DataTables + React DOM Reconciliation Conflict
DataTables.net manipulates the DOM directly after initialization. React's virtual DOM doesn't know about these changes, causing reconciliation errors and duplicate rendering when state updates triggered re-renders. I resolved this by using refs to detect DataTables initialization state and conditionally destroying/reinitializing the table on data changes — preventing React and DataTables from fighting over the same DOM nodes.
Hierarchical Coverage Percentage Calculation
Calculating "how much has a teacher covered" requires rolling up SubTopic coverage → Topic → Course → Department. A naive approach would hit the DB dozens of times. I solved this with Prisma's nested include queries combined with server-side aggregation, computing all percentages in a single database round-trip.

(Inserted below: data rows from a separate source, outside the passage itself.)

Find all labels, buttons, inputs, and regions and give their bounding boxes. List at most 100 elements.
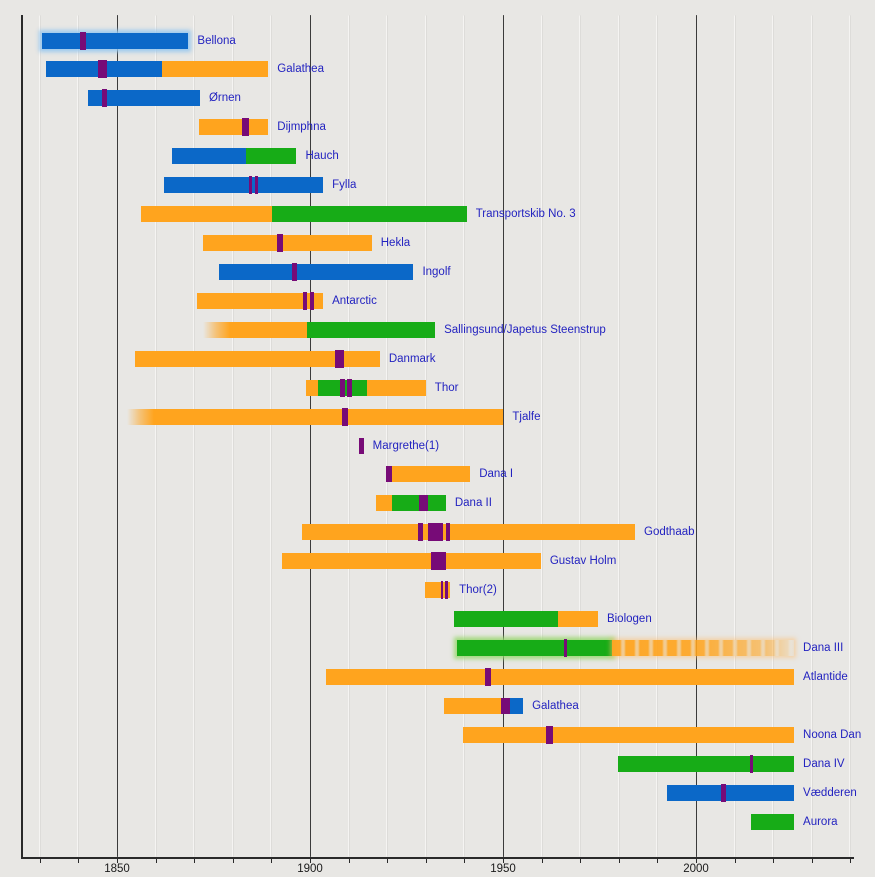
expedition-marker bbox=[101, 89, 107, 108]
axis-tick bbox=[850, 858, 852, 863]
minor-gridline bbox=[154, 15, 157, 857]
minor-gridline bbox=[579, 15, 582, 857]
ship-label: Aurora bbox=[803, 815, 838, 828]
bar-segment bbox=[197, 292, 324, 309]
axis-tick bbox=[78, 858, 80, 863]
minor-gridline bbox=[772, 15, 775, 857]
axis-tick bbox=[232, 858, 234, 863]
axis-tick bbox=[387, 858, 389, 863]
bar-segment bbox=[140, 206, 273, 223]
bar-segment bbox=[509, 697, 524, 714]
expedition-marker bbox=[545, 725, 554, 744]
ship-label: Hekla bbox=[380, 237, 411, 249]
expedition-marker bbox=[249, 176, 253, 195]
axis-tick-label: 2000 bbox=[683, 863, 709, 875]
minor-gridline bbox=[617, 15, 620, 857]
bar-segment bbox=[419, 495, 429, 512]
x-axis-line bbox=[21, 857, 855, 859]
minor-gridline bbox=[347, 15, 350, 857]
ship-label: Thor bbox=[434, 381, 459, 394]
bar-segment bbox=[391, 495, 420, 512]
expedition-marker bbox=[750, 754, 753, 773]
bar-segment bbox=[359, 437, 364, 454]
bar-segment bbox=[171, 148, 246, 165]
expedition-marker bbox=[242, 118, 249, 137]
axis-tick bbox=[734, 858, 736, 863]
bar-segment bbox=[219, 263, 414, 280]
major-gridline bbox=[309, 15, 311, 857]
expedition-marker bbox=[291, 262, 298, 281]
major-gridline bbox=[695, 15, 697, 857]
bar-segment bbox=[666, 784, 795, 801]
ship-label: Galathea bbox=[532, 699, 579, 712]
ship-label: Thor(2) bbox=[459, 584, 497, 597]
bar-segment bbox=[306, 321, 436, 338]
ship-label: Dana II bbox=[454, 497, 492, 510]
expedition-marker bbox=[80, 31, 87, 50]
axis-tick bbox=[696, 858, 697, 863]
minor-gridline bbox=[424, 15, 427, 857]
expedition-marker bbox=[418, 523, 423, 542]
ship-label: Hauch bbox=[305, 150, 339, 163]
expedition-marker bbox=[303, 291, 308, 310]
ship-label: Noona Dan bbox=[803, 728, 862, 741]
bar-segment bbox=[302, 524, 635, 541]
expedition-marker bbox=[98, 60, 108, 79]
bar-segment bbox=[135, 350, 380, 367]
y-axis-line bbox=[21, 15, 23, 859]
expedition-marker bbox=[340, 378, 345, 397]
ship-label: Dijmphna bbox=[277, 121, 326, 134]
bar-segment bbox=[199, 119, 269, 136]
bar-segment bbox=[611, 640, 795, 657]
bar-segment bbox=[245, 148, 297, 165]
bar-segment bbox=[161, 61, 269, 78]
ship-label: Atlantide bbox=[803, 670, 848, 683]
ship-label: Sallingsund/Japetus Steenstrup bbox=[444, 323, 606, 336]
minor-gridline bbox=[733, 15, 736, 857]
axis-tick bbox=[503, 858, 504, 863]
bar-segment bbox=[456, 640, 612, 657]
ship-label: Galathea bbox=[277, 63, 324, 76]
minor-gridline bbox=[270, 15, 273, 857]
ship-label: Antarctic bbox=[332, 294, 377, 307]
axis-tick bbox=[657, 858, 659, 863]
ship-label: Godthaab bbox=[644, 526, 695, 539]
bar-segment bbox=[203, 235, 372, 251]
ship-label: Tjalfe bbox=[512, 410, 541, 423]
minor-gridline bbox=[656, 15, 659, 857]
bar-segment bbox=[376, 495, 392, 512]
minor-gridline bbox=[386, 15, 389, 857]
axis-tick bbox=[773, 858, 775, 863]
bar-segment bbox=[272, 206, 467, 223]
minor-gridline bbox=[540, 15, 543, 857]
ship-label: Bellona bbox=[197, 34, 236, 47]
expedition-marker bbox=[440, 581, 444, 600]
axis-tick bbox=[39, 858, 41, 863]
expedition-marker bbox=[277, 234, 284, 252]
bar-segment bbox=[462, 726, 795, 743]
bar-segment bbox=[425, 582, 451, 599]
axis-tick bbox=[618, 858, 620, 863]
axis-tick bbox=[117, 858, 118, 863]
bar-segment bbox=[325, 668, 795, 685]
axis-tick bbox=[541, 858, 543, 863]
bar-segment bbox=[750, 813, 795, 830]
axis-tick bbox=[425, 858, 427, 863]
bar-segment bbox=[126, 408, 504, 425]
bar-segment bbox=[164, 177, 324, 194]
ship-label: Ørnen bbox=[208, 92, 241, 105]
expedition-marker bbox=[255, 176, 259, 195]
minor-gridline bbox=[231, 15, 234, 857]
minor-gridline bbox=[849, 15, 852, 857]
minor-gridline bbox=[77, 15, 80, 857]
bar-segment bbox=[428, 495, 446, 512]
ship-label: Transportskib No. 3 bbox=[475, 208, 576, 221]
ship-label: Biologen bbox=[606, 613, 652, 626]
ship-label: Dana III bbox=[803, 642, 844, 655]
expedition-marker bbox=[430, 552, 446, 571]
bar-segment bbox=[392, 466, 471, 483]
expedition-marker bbox=[347, 378, 353, 397]
axis-tick bbox=[464, 858, 466, 863]
axis-tick bbox=[310, 858, 311, 863]
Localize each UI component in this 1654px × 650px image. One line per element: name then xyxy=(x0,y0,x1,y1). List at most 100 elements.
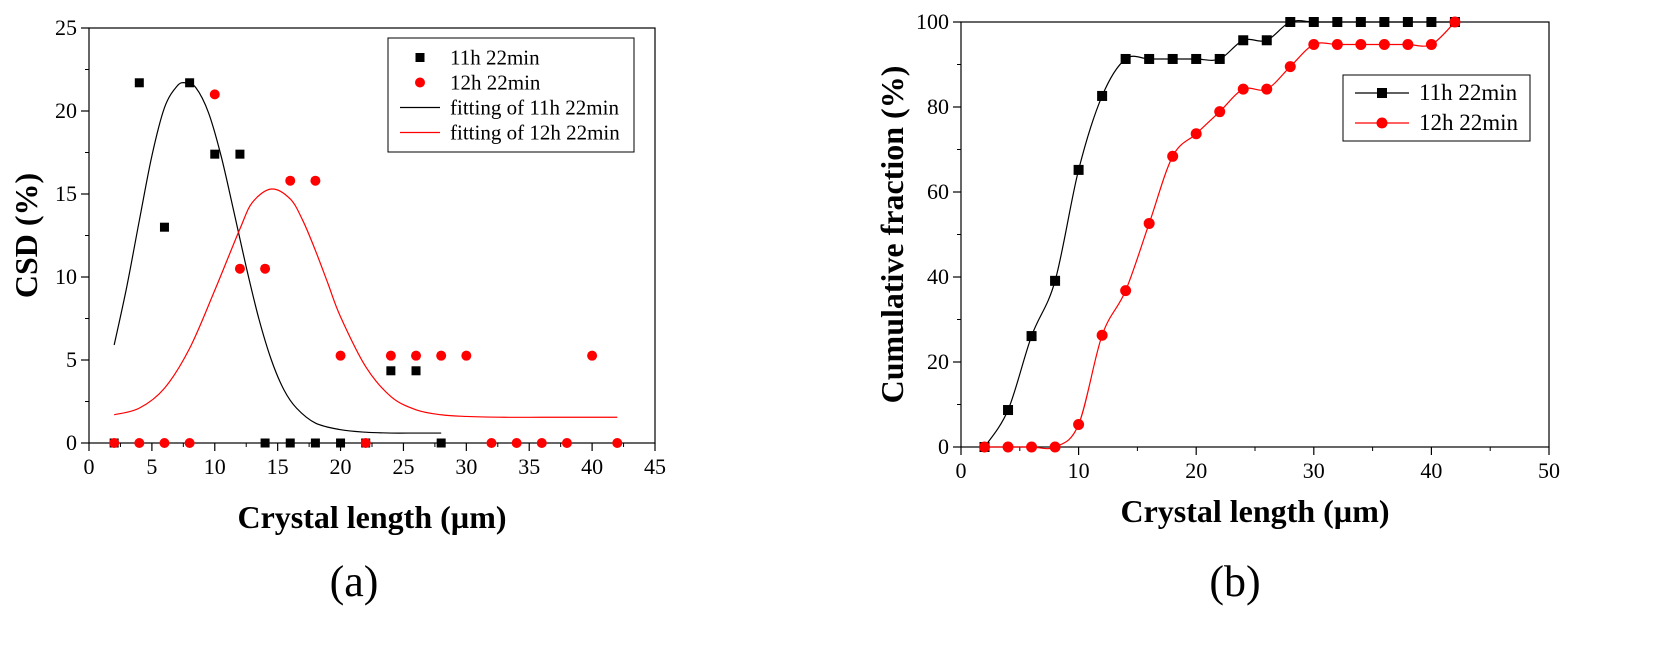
data-point xyxy=(1308,17,1319,27)
data-point xyxy=(1167,150,1179,162)
data-point xyxy=(536,438,547,448)
x-tick-label: 0 xyxy=(956,458,967,483)
data-point xyxy=(1308,39,1320,51)
data-point xyxy=(159,438,170,448)
data-point xyxy=(1002,441,1014,453)
x-tick-label: 15 xyxy=(267,454,289,479)
y-tick-label: 15 xyxy=(55,181,77,206)
data-point xyxy=(360,438,371,448)
legend-label: 12h 22min xyxy=(450,71,541,95)
data-point xyxy=(210,149,220,159)
legend-marker xyxy=(1376,117,1388,129)
data-point xyxy=(260,263,271,274)
data-point xyxy=(1425,39,1437,51)
y-tick-label: 10 xyxy=(55,264,77,289)
data-point xyxy=(1026,441,1038,453)
data-point xyxy=(385,350,396,361)
x-tick-label: 30 xyxy=(455,454,477,479)
x-tick-label: 10 xyxy=(1068,458,1090,483)
panel-label: (a) xyxy=(330,557,379,606)
x-tick-label: 5 xyxy=(146,454,157,479)
x-tick-label: 40 xyxy=(1420,458,1442,483)
series-1 xyxy=(979,16,1461,453)
x-tick-label: 10 xyxy=(204,454,226,479)
data-point xyxy=(184,438,195,448)
y-tick-label: 0 xyxy=(66,430,77,455)
data-point xyxy=(235,149,245,159)
x-tick-label: 0 xyxy=(84,454,95,479)
data-point xyxy=(310,438,320,448)
y-tick-label: 20 xyxy=(55,98,77,123)
data-point xyxy=(1143,217,1155,229)
x-tick-label: 30 xyxy=(1303,458,1325,483)
data-point xyxy=(159,222,169,232)
data-point xyxy=(335,350,346,361)
data-point xyxy=(209,89,220,100)
y-tick-label: 20 xyxy=(927,349,949,374)
data-point xyxy=(979,441,991,453)
series-3 xyxy=(114,188,618,418)
x-tick-label: 35 xyxy=(518,454,540,479)
panel-label: (b) xyxy=(1209,557,1260,606)
x-tick-label: 40 xyxy=(581,454,603,479)
legend-label: 11h 22min xyxy=(1419,80,1518,105)
x-tick-label: 20 xyxy=(330,454,352,479)
data-point xyxy=(461,350,472,361)
data-point xyxy=(561,438,572,448)
data-point xyxy=(1332,17,1343,27)
data-point xyxy=(1167,53,1178,64)
data-point xyxy=(134,78,144,88)
x-tick-label: 45 xyxy=(644,454,666,479)
data-point xyxy=(310,175,321,186)
data-point xyxy=(1331,39,1343,51)
y-tick-label: 5 xyxy=(66,347,77,372)
y-tick-label: 40 xyxy=(927,264,949,289)
y-axis-title: Cumulative fraction (%) xyxy=(874,66,910,404)
data-point xyxy=(1120,285,1132,297)
x-tick-label: 50 xyxy=(1538,458,1560,483)
legend: 11h 22min 12h 22min xyxy=(1342,74,1531,142)
data-point xyxy=(411,350,422,361)
data-point xyxy=(1026,331,1037,342)
data-point xyxy=(436,350,447,361)
data-point xyxy=(109,438,120,448)
data-point xyxy=(285,175,296,186)
data-point xyxy=(1355,39,1367,51)
legend-marker xyxy=(415,77,425,88)
data-point xyxy=(411,366,421,376)
legend-label: 11h 22min xyxy=(450,46,540,70)
data-point xyxy=(336,438,346,448)
data-point xyxy=(1261,83,1273,95)
data-point xyxy=(134,438,145,448)
data-point xyxy=(1261,35,1272,46)
data-point xyxy=(587,350,598,361)
data-point xyxy=(1284,61,1296,73)
y-tick-label: 60 xyxy=(927,179,949,204)
x-axis-title: Crystal length (µm) xyxy=(1120,493,1389,529)
data-point xyxy=(1144,53,1155,64)
data-point xyxy=(436,438,446,448)
data-point xyxy=(612,438,623,448)
legend-marker xyxy=(415,53,425,62)
series-1 xyxy=(109,89,623,448)
y-axis-title: CSD (%) xyxy=(8,173,44,298)
data-point xyxy=(1003,405,1014,416)
data-point xyxy=(1073,418,1085,430)
data-point xyxy=(1214,106,1226,118)
data-point xyxy=(1237,83,1249,95)
data-point xyxy=(511,438,522,448)
chart-panel-b: 0 10 20 30 40 50 0 20 40 60 80 100 Crystal length (µ… xyxy=(874,9,1560,606)
data-point xyxy=(486,438,497,448)
data-point xyxy=(1073,164,1084,175)
legend-label: 12h 22min xyxy=(1419,110,1519,135)
data-point xyxy=(1214,53,1225,64)
data-point xyxy=(1050,275,1061,286)
data-point xyxy=(1449,16,1461,28)
data-point xyxy=(1097,90,1108,101)
data-point xyxy=(1285,17,1296,27)
data-point xyxy=(1426,17,1437,27)
x-tick-label: 25 xyxy=(392,454,414,479)
data-point xyxy=(1190,128,1202,140)
data-point xyxy=(386,366,396,376)
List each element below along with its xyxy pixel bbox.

Role-Based Middleware Without NextAuth
I chose custom JWT middleware over NextAuth for fine-grained control. The challenge was protecting nested API routes consistently. I built a reusable withRoleGuard() higher-order function that wraps any API handler, decodes the token from cookies, validates the role, and returns 403 if unauthorized.
Styled PDF Export Matching Institutional Branding
jsPDF's raw API is verbose and error-prone for complex layouts. I built a custom PDF builder abstraction that handles headers, footers, dynamic tables, and page breaks automatically — all styled with the university's navy and gold color palette using jsPDF-autotable.
07 — What I Learned

Key
Takeaways

🏗️
Schema-First Design
Getting the Prisma schema right upfront saved weeks of refactoring. The hierarchical model was designed on paper before writing a single line of code.
🔒
Auth Without Libraries
Building JWT auth from scratch deepened my understanding of token lifecycle, refresh strategies, and cookie security flags.
⚛️
3rd Party DOM Libraries in React
DataTables taught me the hard way to always isolate imperative DOM libraries behind refs and effect cleanup.
📐
Abstraction Pays Off
Building a reusable PDF builder and role-guard HOF made adding new reports and protected routes trivial — no repetition.